她见小游退了出去,盯着姜飒问道,“你有没有什么要告诉我的?”
姜飒听裴逍这么说,眼神一闪,低下了头,静默半晌,开口道,“阿逍,对不起。我不是有意瞒你的。只是这件事,事关重大。皇兄曾多次叮嘱我不得跟别人说,且说知道了身份的人反而可能有危险,所以我才一直没跟你说。”
“皇兄?”听到这,裴逍突然想起了之前在书院中姜飒饿晕的那次,裴逍背他去医舍,当时姜飒昏睡中呓语的便是这两个音,当时她没听清,现在才对上。只是称当今圣上为皇兄,难道姜飒的身份是亲王?可还健在的亲王年纪上也并不符啊。
姜飒抬头,见裴逍面上没有愤怒,只有疑惑,便接着道,“可是,这次我又将你牵连到危险之中,如果还不告诉你,我实在心有不安。”
“不错,我需要知道真相,就算是死,也得做个明白鬼。”
姜飒解释道,“阿逍,其实我不是温国公的嫡孙,而是他的外孙,也就是先帝和姜皇后之子,七皇子夏晏河”。

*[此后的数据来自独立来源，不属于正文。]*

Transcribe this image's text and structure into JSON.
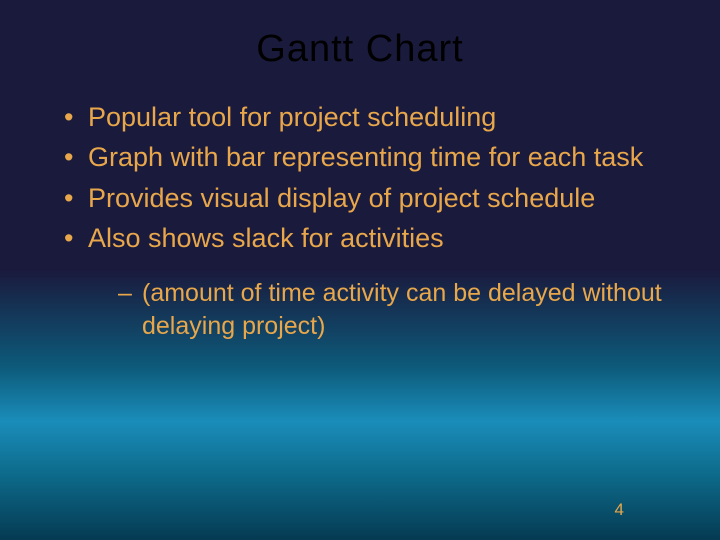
{
  "title": "Gantt Chart",
  "bullets": {
    "b1": "Popular tool for project scheduling",
    "b2": "Graph with bar representing time for each task",
    "b3": "Provides visual display of project schedule",
    "b4": "Also shows slack for activities",
    "sub1": "(amount of time activity can be delayed without delaying project)"
  },
  "page_number": "4"
}
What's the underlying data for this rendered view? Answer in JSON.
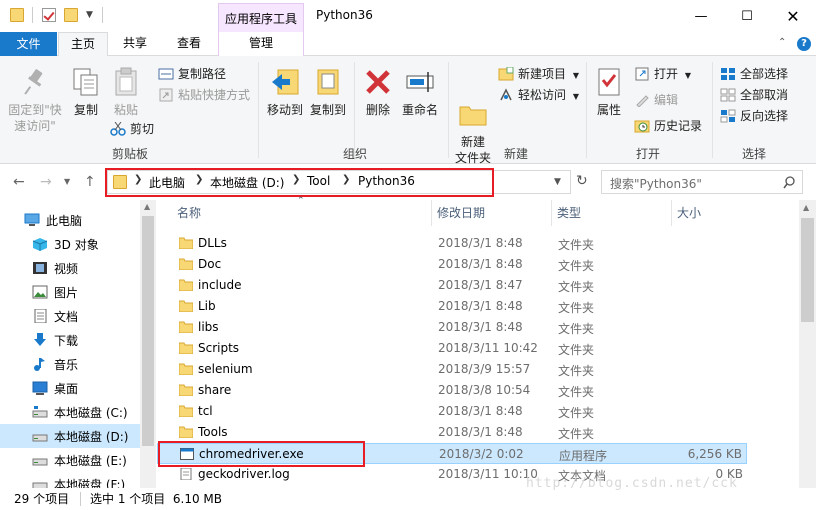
{
  "window": {
    "title": "Python36",
    "context_tab_group": "应用程序工具"
  },
  "ribbon_tabs": {
    "file": "文件",
    "home": "主页",
    "share": "共享",
    "view": "查看",
    "manage": "管理"
  },
  "ribbon": {
    "pin_quick_access": "固定到\"快速访问\"",
    "copy": "复制",
    "paste": "粘贴",
    "copy_path": "复制路径",
    "paste_shortcut": "粘贴快捷方式",
    "cut": "剪切",
    "clipboard_group": "剪贴板",
    "move_to": "移动到",
    "copy_to": "复制到",
    "delete": "删除",
    "rename": "重命名",
    "organize_group": "组织",
    "new_folder": "新建\n文件夹",
    "new_item": "新建项目",
    "easy_access": "轻松访问",
    "new_group": "新建",
    "properties": "属性",
    "open": "打开",
    "edit": "编辑",
    "history": "历史记录",
    "open_group": "打开",
    "select_all": "全部选择",
    "select_none": "全部取消",
    "invert_selection": "反向选择",
    "select_group": "选择"
  },
  "address": {
    "crumbs": [
      "此电脑",
      "本地磁盘 (D:)",
      "Tool",
      "Python36"
    ]
  },
  "search": {
    "placeholder": "搜索\"Python36\""
  },
  "nav_pane": {
    "items": [
      {
        "label": "此电脑",
        "icon": "computer-icon"
      },
      {
        "label": "3D 对象",
        "icon": "3d-objects-icon"
      },
      {
        "label": "视频",
        "icon": "video-icon"
      },
      {
        "label": "图片",
        "icon": "pictures-icon"
      },
      {
        "label": "文档",
        "icon": "documents-icon"
      },
      {
        "label": "下载",
        "icon": "downloads-icon"
      },
      {
        "label": "音乐",
        "icon": "music-icon"
      },
      {
        "label": "桌面",
        "icon": "desktop-icon"
      },
      {
        "label": "本地磁盘 (C:)",
        "icon": "drive-icon"
      },
      {
        "label": "本地磁盘 (D:)",
        "icon": "drive-icon"
      },
      {
        "label": "本地磁盘 (E:)",
        "icon": "drive-icon"
      },
      {
        "label": "本地磁盘 (F:)",
        "icon": "drive-icon"
      }
    ]
  },
  "file_list": {
    "columns": [
      "名称",
      "修改日期",
      "类型",
      "大小"
    ],
    "rows": [
      {
        "name": "DLLs",
        "date": "2018/3/1 8:48",
        "type": "文件夹",
        "size": "",
        "icon": "folder-icon"
      },
      {
        "name": "Doc",
        "date": "2018/3/1 8:48",
        "type": "文件夹",
        "size": "",
        "icon": "folder-icon"
      },
      {
        "name": "include",
        "date": "2018/3/1 8:47",
        "type": "文件夹",
        "size": "",
        "icon": "folder-icon"
      },
      {
        "name": "Lib",
        "date": "2018/3/1 8:48",
        "type": "文件夹",
        "size": "",
        "icon": "folder-icon"
      },
      {
        "name": "libs",
        "date": "2018/3/1 8:48",
        "type": "文件夹",
        "size": "",
        "icon": "folder-icon"
      },
      {
        "name": "Scripts",
        "date": "2018/3/11 10:42",
        "type": "文件夹",
        "size": "",
        "icon": "folder-icon"
      },
      {
        "name": "selenium",
        "date": "2018/3/9 15:57",
        "type": "文件夹",
        "size": "",
        "icon": "folder-icon"
      },
      {
        "name": "share",
        "date": "2018/3/8 10:54",
        "type": "文件夹",
        "size": "",
        "icon": "folder-icon"
      },
      {
        "name": "tcl",
        "date": "2018/3/1 8:48",
        "type": "文件夹",
        "size": "",
        "icon": "folder-icon"
      },
      {
        "name": "Tools",
        "date": "2018/3/1 8:48",
        "type": "文件夹",
        "size": "",
        "icon": "folder-icon"
      },
      {
        "name": "chromedriver.exe",
        "date": "2018/3/2 0:02",
        "type": "应用程序",
        "size": "6,256 KB",
        "icon": "exe-icon"
      },
      {
        "name": "geckodriver.log",
        "date": "2018/3/11 10:10",
        "type": "文本文档",
        "size": "0 KB",
        "icon": "text-file-icon"
      }
    ]
  },
  "status": {
    "item_count": "29 个项目",
    "selection": "选中 1 个项目  6.10 MB"
  },
  "watermark": "http://blog.csdn.net/cck",
  "colors": {
    "accent": "#1979ca",
    "selection": "#cce8ff",
    "highlight_box": "#e81c24",
    "folder": "#f8d775"
  }
}
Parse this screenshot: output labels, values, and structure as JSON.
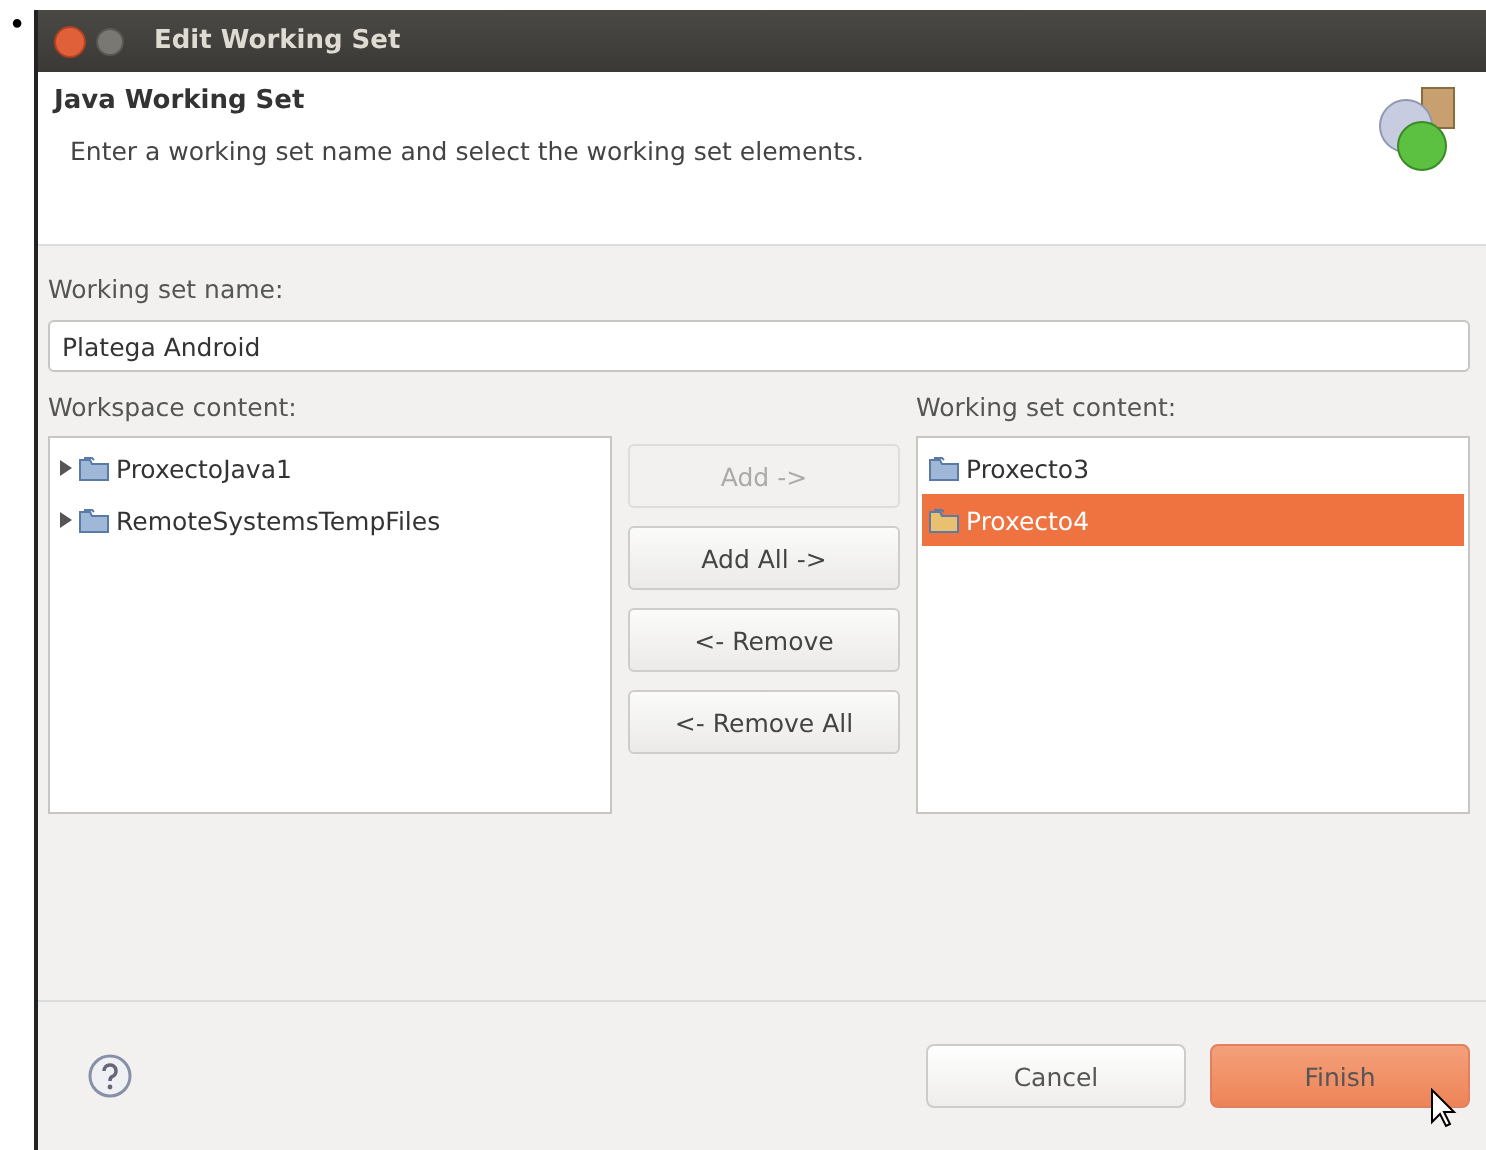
{
  "bullet": "•",
  "window": {
    "title": "Edit Working Set"
  },
  "header": {
    "title": "Java Working Set",
    "description": "Enter a working set name and select the working set elements."
  },
  "name_field": {
    "label": "Working set name:",
    "value": "Platega Android"
  },
  "workspace": {
    "label": "Workspace content:",
    "items": [
      {
        "label": "ProxectoJava1",
        "expanded": false,
        "selected": false
      },
      {
        "label": "RemoteSystemsTempFiles",
        "expanded": false,
        "selected": false
      }
    ]
  },
  "transfer_buttons": [
    {
      "label": "Add ->",
      "disabled": true
    },
    {
      "label": "Add All ->",
      "disabled": false
    },
    {
      "label": "<- Remove",
      "disabled": false
    },
    {
      "label": "<- Remove All",
      "disabled": false
    }
  ],
  "working_set": {
    "label": "Working set content:",
    "items": [
      {
        "label": "Proxecto3",
        "selected": false
      },
      {
        "label": "Proxecto4",
        "selected": true
      }
    ]
  },
  "footer_buttons": [
    {
      "label": "Cancel",
      "kind": "normal"
    },
    {
      "label": "Finish",
      "kind": "default"
    }
  ]
}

裴逍惊住,原来姜飒是这样的身份,那屡次有杀手刺杀便不奇怪了。这么说来,一年前难凉寨被屠灭,可能也是因为受姜飒身份的牵连,而刺杀姜飒的幕后黑手很可能也是屠灭难凉寨的真凶了。
“当年,父皇病重,太子兄长被刺杀,北狄入侵,朝局不稳,皇兄作为六皇子,虽与我不是同母所出,但他却也是从小在母后身边长大,太子兄长已被刺杀,他担心我的安全,便和温国公通气,将我隐姓埋名藏在了江南,对外宣称已经病夭。”
“一直到去年,不知身份怎的泄露了。有人买通了我的仆从,想要害我。那仆从得知后却另生他意,想掳掠我要挟获得更多财物。于是,我便被那仆从一路挟持着北上。那仆从被杀手围追,慌不择路,一路向北走到了朔州。在难凉寨外,我们被刺客追上,幸而遇到薛大当家和裴二当家,我的性命才得以保全。”
“但是我在难凉寨的事,也被刺客知道了,难凉寨被牵连,你救了我。随后皇兄派来的暗卫找到了我,将我接到了长安。温国公是我母后姜皇后的父亲,长子姜珏和次子姜琛,也就是此前你见过的刑部侍郎,是我母后的弟弟,也是我的舅舅。从那后,我便寄名在舅舅家,以温国公嫡孙的身份示人。”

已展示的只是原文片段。